Did you hear? There's a death movement going on in America. After decades of sanitized death, with dying, funerals, burial and grief shielded from public view, some people are now working to make death a greater part of life. In this hour, we talk with experts about how to begin these difficult conversations, and how they can transform both the dying and the surviving.
Welcome to the death revolution. Across the country - in cafes, dining rooms, and community centers - there's a new conversation taking shape. Funeral professionals, hospice workers, academics, artists, and just plain folks are working together to change the way we talk about death and dying.
Lani Leary has worked with thousands of dying people and their families. She’s been at the bedside of more than 500 people at the moment of death. Her dedication to working with the dying and bereaved goes back to the painful experience of her own mother’s death when she was a child, when her family told her nothing about how her mother died.
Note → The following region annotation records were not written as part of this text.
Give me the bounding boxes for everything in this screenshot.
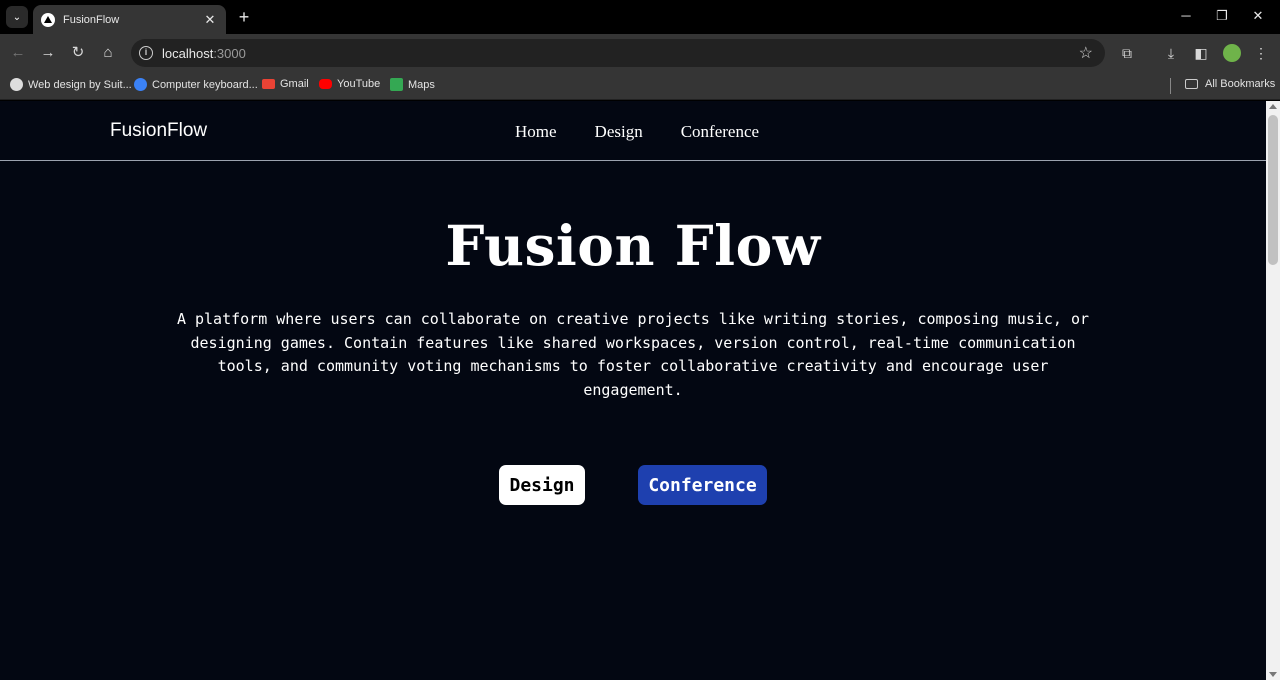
scroll-up-arrow-icon[interactable] [1269, 104, 1277, 109]
bookmark-item[interactable]: Gmail [262, 78, 309, 90]
nav-link-design[interactable]: Design [595, 122, 643, 142]
new-tab-plus-icon[interactable]: + [234, 7, 254, 28]
close-window-icon[interactable]: ✕ [1248, 8, 1268, 24]
bookmarks-bar: Web design by Suit... Computer keyboard.… [0, 72, 1280, 100]
bookmark-star-icon[interactable]: ☆ [1079, 43, 1093, 63]
site-info-icon[interactable]: i [139, 46, 153, 60]
all-bookmarks-button[interactable]: All Bookmarks [1185, 78, 1275, 90]
maps-icon [390, 78, 403, 91]
browser-tab-strip: ⌄ FusionFlow ✕ + ─ ❐ ✕ [0, 0, 1280, 34]
hero-description: A platform where users can collaborate o… [176, 310, 1090, 399]
hero-title: Fusion Flow [445, 213, 821, 278]
conference-button[interactable]: Conference [638, 465, 767, 505]
site-logo[interactable]: FusionFlow [110, 120, 207, 142]
tab-search-chevron-icon[interactable]: ⌄ [6, 6, 28, 28]
browser-tab[interactable]: FusionFlow ✕ [33, 5, 226, 34]
nav-link-home[interactable]: Home [515, 122, 557, 142]
home-icon[interactable]: ⌂ [98, 43, 118, 63]
bookmark-item[interactable]: Maps [390, 78, 435, 91]
globe-icon [10, 78, 23, 91]
tab-favicon-icon [41, 12, 55, 27]
site-header: FusionFlow Home Design Conference [0, 101, 1266, 161]
nav-link-conference[interactable]: Conference [681, 122, 759, 142]
tab-title: FusionFlow [63, 13, 120, 26]
bookmark-label: Gmail [280, 78, 309, 90]
reload-icon[interactable]: ↻ [68, 43, 88, 63]
bookmarks-divider [1170, 78, 1171, 94]
scrollbar-thumb[interactable] [1268, 115, 1278, 265]
downloads-icon[interactable]: ⤓ [1161, 43, 1181, 63]
bookmark-favicon-icon [134, 78, 147, 91]
url-host: localhost [162, 45, 214, 61]
site-nav: Home Design Conference [515, 122, 759, 142]
forward-arrow-icon[interactable]: → [38, 43, 58, 63]
gmail-icon [262, 79, 275, 89]
side-panel-icon[interactable]: ◧ [1191, 43, 1211, 63]
restore-icon[interactable]: ❐ [1212, 8, 1232, 24]
folder-icon [1185, 79, 1198, 89]
minimize-icon[interactable]: ─ [1176, 8, 1196, 23]
vertical-scrollbar[interactable] [1266, 101, 1280, 680]
bookmark-label: Maps [408, 78, 435, 91]
bookmark-item[interactable]: Computer keyboard... [134, 78, 258, 91]
design-button[interactable]: Design [499, 465, 585, 505]
all-bookmarks-label: All Bookmarks [1205, 78, 1276, 90]
url-port: :3000 [213, 45, 246, 61]
menu-kebab-icon[interactable]: ⋮ [1251, 43, 1271, 63]
scroll-down-arrow-icon[interactable] [1269, 672, 1277, 677]
extensions-puzzle-icon[interactable]: ⧉ [1117, 43, 1137, 63]
page-viewport: FusionFlow Home Design Conference Fusion… [0, 101, 1266, 680]
bookmark-item[interactable]: YouTube [319, 78, 380, 90]
tab-close-icon[interactable]: ✕ [202, 12, 218, 28]
bookmark-label: Computer keyboard... [152, 78, 258, 91]
bookmark-label: Web design by Suit... [28, 78, 132, 91]
profile-avatar[interactable] [1223, 44, 1241, 62]
address-bar[interactable]: i localhost:3000 ☆ [131, 39, 1105, 67]
bookmark-label: YouTube [337, 78, 381, 90]
youtube-icon [319, 79, 332, 89]
back-arrow-icon[interactable]: ← [8, 43, 28, 63]
browser-toolbar: ← → ↻ ⌂ i localhost:3000 ☆ ⧉ ⤓ ◧ ⋮ [0, 34, 1280, 72]
bookmark-item[interactable]: Web design by Suit... [10, 78, 132, 91]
"I had never known that beauty and death could go together." Joanna Ebenstein runs Brooklyn's Museum of Morbid Anatomy, which celebrates the memento mori that were part of daily life in the past. From art sculpted out of a dead person's hair, to death masks molded from a corpse's face, she give us a tour.
For 26 years, Dan Pierotti knew — really knew — that his days were numbered. In 1988 he was diagnosed with congestive heart failure. In this first installment of his story, the former Lutheran minister talks about his feelings on death and the afterlife.
Tyrone Muhammad is tired of seeing so many young black men die from street violence. So the Newark mortician is using an in-your-face strategy to show people the effects of that violence: taking his work into the streets.